Jay-Jay: Master of all Africa
Two years later, it was a Jay-Jay hampered by recurring injuries that turned out in Mali. Unable to compensate for his poor form, Nigeria exited the competition in the semi-final against Senegal, Okocha having left the field a few minutes before time after receiving a red card.

The Tunisian tournament looked tailor-made for Jay-Jay's comeback, but ten years after his first CAN triumph with the Super Eagles, the Bolton Wanderers playmaker kept everyone guessing about his participation in the 2004 edition. There was much speculation among African journalists about the waning skills of the Nigerian captain but, in the end, Jay-Jay surprised everyone by starting the competition.

In Nigeria's second game against South Africa, Jay-Jay pulled all the strings, engraving his name even deeper in the annals of African football by scoring the 1000th CAN goal. In the aftermath, he was named man of the match and went on to put together a string of top-class performances.

In the end, Nigeria were eliminated on penalties in the semi-final by hosts and eventual winners Tunisia, and Okocha, looking to go out on a high note after being named player of the tournament, announced his international retirement after 10 years in his country's colours.

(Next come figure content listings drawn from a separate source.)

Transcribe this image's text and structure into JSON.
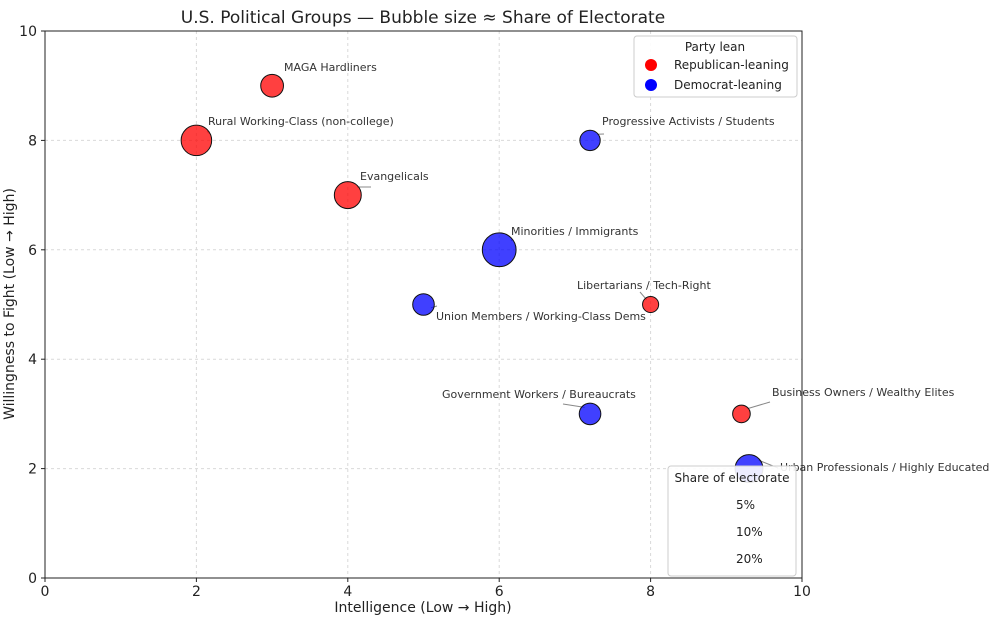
{
  "chart_data": {
    "type": "scatter",
    "title": "U.S. Political Groups — Bubble size ≈ Share of Electorate",
    "xlabel": "Intelligence (Low → High)",
    "ylabel": "Willingness to Fight (Low → High)",
    "xlim": [
      0,
      10
    ],
    "ylim": [
      0,
      10
    ],
    "xticks": [
      "0",
      "2",
      "4",
      "6",
      "8",
      "10"
    ],
    "yticks": [
      "0",
      "2",
      "4",
      "6",
      "8",
      "10"
    ],
    "grid": true,
    "points": [
      {
        "label": "MAGA Hardliners",
        "x": 3,
        "y": 9,
        "lean": "Republican-leaning",
        "share": 10
      },
      {
        "label": "Rural Working-Class (non-college)",
        "x": 2,
        "y": 8,
        "lean": "Republican-leaning",
        "share": 18
      },
      {
        "label": "Evangelicals",
        "x": 4,
        "y": 7,
        "lean": "Republican-leaning",
        "share": 14
      },
      {
        "label": "Progressive Activists / Students",
        "x": 7.2,
        "y": 8,
        "lean": "Democrat-leaning",
        "share": 8
      },
      {
        "label": "Minorities / Immigrants",
        "x": 6,
        "y": 6,
        "lean": "Democrat-leaning",
        "share": 22
      },
      {
        "label": "Libertarians / Tech-Right",
        "x": 8,
        "y": 5,
        "lean": "Republican-leaning",
        "share": 5
      },
      {
        "label": "Union Members / Working-Class Dems",
        "x": 5,
        "y": 5,
        "lean": "Democrat-leaning",
        "share": 9
      },
      {
        "label": "Government Workers / Bureaucrats",
        "x": 7.2,
        "y": 3,
        "lean": "Democrat-leaning",
        "share": 9
      },
      {
        "label": "Business Owners / Wealthy Elites",
        "x": 9.2,
        "y": 3,
        "lean": "Republican-leaning",
        "share": 6
      },
      {
        "label": "Urban Professionals / Highly Educated",
        "x": 9.3,
        "y": 2,
        "lean": "Democrat-leaning",
        "share": 15
      }
    ],
    "legend_lean": {
      "title": "Party lean",
      "placement": "top-right",
      "entries": [
        {
          "name": "Republican-leaning",
          "color": "#ff0000"
        },
        {
          "name": "Democrat-leaning",
          "color": "#0000ff"
        }
      ]
    },
    "legend_size": {
      "title": "Share of electorate",
      "placement": "lower-right",
      "entries": [
        "5%",
        "10%",
        "20%"
      ]
    }
  }
}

But the Nigerian authorities and African fans were having none of it, and they persuaded Jay-Jay to stay on for the combined FIFA World Cup and CAN 2006 qualifiers. However, problems of age and injuries conspired to limit Okocha's involvement and Nigeria were pipped at the post by Angola. Consequently, the old eagle, keen to soar imperiously over the summit of African football one last time, has decided to play - to win - in Egypt. It will then be time to pass on the baton to a fresh young genius. And the master has already designated his heir apparent: John Obi Mikel.